I’ve been standing in this kitchen for 5 hours, slowly stirring. Gently swaying to the earthy rhythm of bossa nova while watching my dough rise before shaping it in my big, strong hands and rolling it out in long, careful gestures. The sneaky dusting of flour on every surface. The elegance of a french rolling pin. My weekends are often spent right here making things from scratch. Discovering new techniques and things about myself I never knew the previous day. I read. I study. I watch videos, but it’s not the same when you’re standing barefoot in the kitchen and let your instincts take over. Adding spices because it feels good, and because you have a longstanding love affair with a little heat. When you decide on different herbs simply because they make you smile that day. Adding the extra hunk of butter. Subbing water for stock or that dry cabernet. Always the extra garlic. Always.

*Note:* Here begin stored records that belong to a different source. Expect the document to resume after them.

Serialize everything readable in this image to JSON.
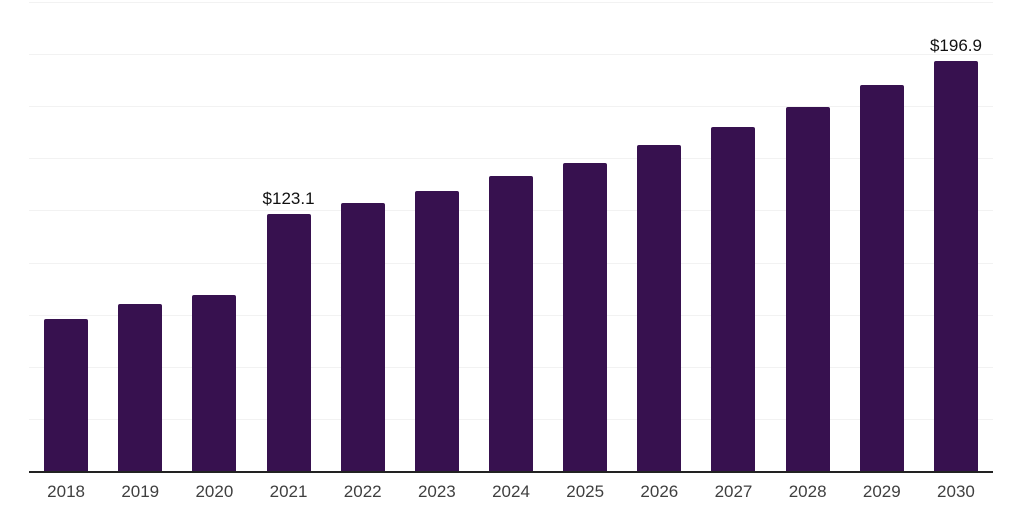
{
  "chart_data": {
    "type": "bar",
    "title": "",
    "xlabel": "",
    "ylabel": "",
    "categories": [
      "2018",
      "2019",
      "2020",
      "2021",
      "2022",
      "2023",
      "2024",
      "2025",
      "2026",
      "2027",
      "2028",
      "2029",
      "2030"
    ],
    "values": [
      73.1,
      80.2,
      84.5,
      123.1,
      128.4,
      134.2,
      141.3,
      148.0,
      156.6,
      165.2,
      174.8,
      185.3,
      196.9
    ],
    "point_labels": [
      "",
      "",
      "",
      "$123.1",
      "",
      "",
      "",
      "",
      "",
      "",
      "",
      "",
      "$196.9"
    ],
    "ylim": [
      0,
      225
    ],
    "gridline_interval": 25,
    "grid": "horizontal",
    "legend": "none"
  },
  "colors": {
    "bg": "#ffffff",
    "bar": "#37114F",
    "gridline": "#f2f2f2",
    "axis": "#222222",
    "tick_label": "#3f3f3f",
    "data_label": "#111111"
  }
}
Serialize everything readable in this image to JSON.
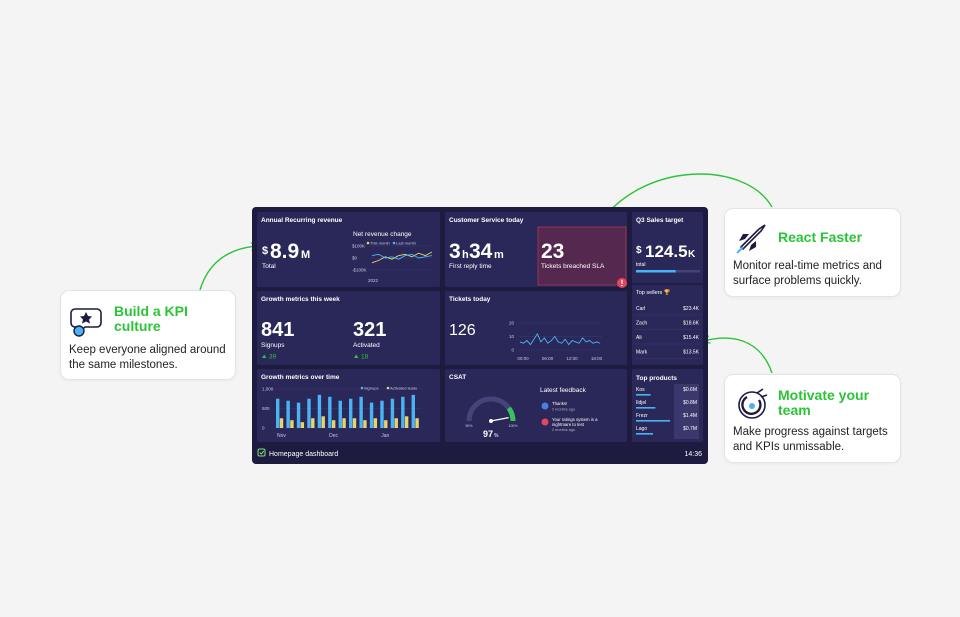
{
  "callouts": [
    {
      "title": "Build a KPI culture",
      "text": "Keep everyone aligned around the same milestones."
    },
    {
      "title": "React Faster",
      "text": "Monitor real-time metrics and surface problems quickly."
    },
    {
      "title": "Motivate your team",
      "text": "Make progress against targets and KPIs unmissable."
    }
  ],
  "dashboard": {
    "arr": {
      "title": "Annual Recurring revenue",
      "prefix": "$",
      "value": 8.9,
      "suffix": "M",
      "label": "Total",
      "chart": {
        "title": "Net revenue change",
        "series": [
          {
            "name": "This month",
            "color": "#e8d36c",
            "values": [
              -40000,
              -20000,
              10000,
              -10000,
              20000,
              30000,
              10000,
              40000,
              20000,
              50000
            ]
          },
          {
            "name": "Last month",
            "color": "#4ab3f4",
            "values": [
              20000,
              30000,
              0,
              10000,
              -10000,
              20000,
              30000,
              0,
              10000,
              20000
            ]
          }
        ],
        "ylim": [
          -150000,
          150000
        ],
        "yticks": [
          {
            "value": 100000,
            "label": "$100K"
          },
          {
            "value": 0,
            "label": "$0"
          },
          {
            "value": -100000,
            "label": "-$100K"
          }
        ],
        "xlabel": "2022"
      }
    },
    "cs": {
      "title": "Customer Service today",
      "reply": {
        "hours": 3,
        "h": "h",
        "minutes": 34,
        "m": "m",
        "label": "First reply time"
      },
      "breached": {
        "value": 23,
        "label": "Tickets breached SLA"
      }
    },
    "sales": {
      "title": "Q3 Sales target",
      "prefix": "$",
      "value": 124.5,
      "suffix": "K",
      "label": "total",
      "progress": 62,
      "sellers_title": "Top sellers 🏆",
      "sellers": [
        {
          "name": "Carl",
          "value": "$23.4K"
        },
        {
          "name": "Zach",
          "value": "$18.6K"
        },
        {
          "name": "Ali",
          "value": "$15.4K"
        },
        {
          "name": "Mark",
          "value": "$13.5K"
        }
      ]
    },
    "week": {
      "title": "Growth metrics this week",
      "metrics": [
        {
          "value": 841,
          "label": "Signups",
          "change": 39
        },
        {
          "value": 321,
          "label": "Activated",
          "change": 18
        }
      ]
    },
    "tickets": {
      "title": "Tickets today",
      "value": 126,
      "ylim": [
        0,
        20
      ],
      "yticks": [
        0,
        10,
        20
      ],
      "xticks": [
        "00:00",
        "06:00",
        "12:00",
        "18:00"
      ],
      "values": [
        6,
        5,
        7,
        4,
        8,
        12,
        6,
        9,
        5,
        7,
        10,
        6,
        5,
        8,
        4,
        7,
        6,
        5,
        9,
        6,
        7,
        5,
        6,
        5
      ]
    },
    "growth": {
      "title": "Growth metrics over time",
      "categories": [
        "Nov",
        null,
        null,
        null,
        null,
        "Dec",
        null,
        null,
        null,
        null,
        "Jan",
        null,
        null,
        null
      ],
      "series": [
        {
          "name": "Signups",
          "color": "#4ab3f4",
          "values": [
            750,
            700,
            650,
            750,
            850,
            800,
            700,
            750,
            800,
            650,
            700,
            750,
            800,
            850
          ]
        },
        {
          "name": "Activated leads",
          "color": "#e8d36c",
          "values": [
            250,
            200,
            150,
            250,
            300,
            200,
            250,
            250,
            200,
            250,
            200,
            250,
            300,
            250
          ]
        }
      ],
      "ylim": [
        0,
        1000
      ],
      "yticks": [
        {
          "value": 1000,
          "label": "1,000"
        },
        500,
        0
      ]
    },
    "csat": {
      "title": "CSAT",
      "value": 97,
      "unit": "%",
      "ticks": [
        {
          "value": 50,
          "label": "50%"
        },
        {
          "value": 100,
          "label": "100%"
        }
      ],
      "feedback_title": "Latest feedback",
      "feedback": [
        {
          "lines": [
            "Thanks!"
          ],
          "time": "2 months ago"
        },
        {
          "lines": [
            "Your ratings system is a",
            "nightmare to test"
          ],
          "time": "2 months ago"
        }
      ]
    },
    "products": {
      "title": "Top products",
      "items": [
        {
          "name": "Kos",
          "value": 0.6,
          "label": "$0.6M"
        },
        {
          "name": "Ildjel",
          "value": 0.8,
          "label": "$0.8M"
        },
        {
          "name": "Frezr",
          "value": 1.4,
          "label": "$1.4M"
        },
        {
          "name": "Lago",
          "value": 0.7,
          "label": "$0.7M"
        }
      ]
    },
    "footer": {
      "name": "Homepage dashboard",
      "time": "14:36"
    }
  }
}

I love to tell people that cooking for others is my love language. And it’s true, I promise. But the first love I nourish each day is my own. I don’t need a full Sunday. Every day is a celebration of life - and love - through eggs, through potatoes, through roasted vegetables, freshly baked bread, and ripe blackberries to sweeten the palette with dessert. Every day I write a love letter to myself, or if I’m lucky, to the friends and family who make it to my table. We sit in a circle with knife and fork and feed our bodies with everything we didn’t know we needed, and everything we did.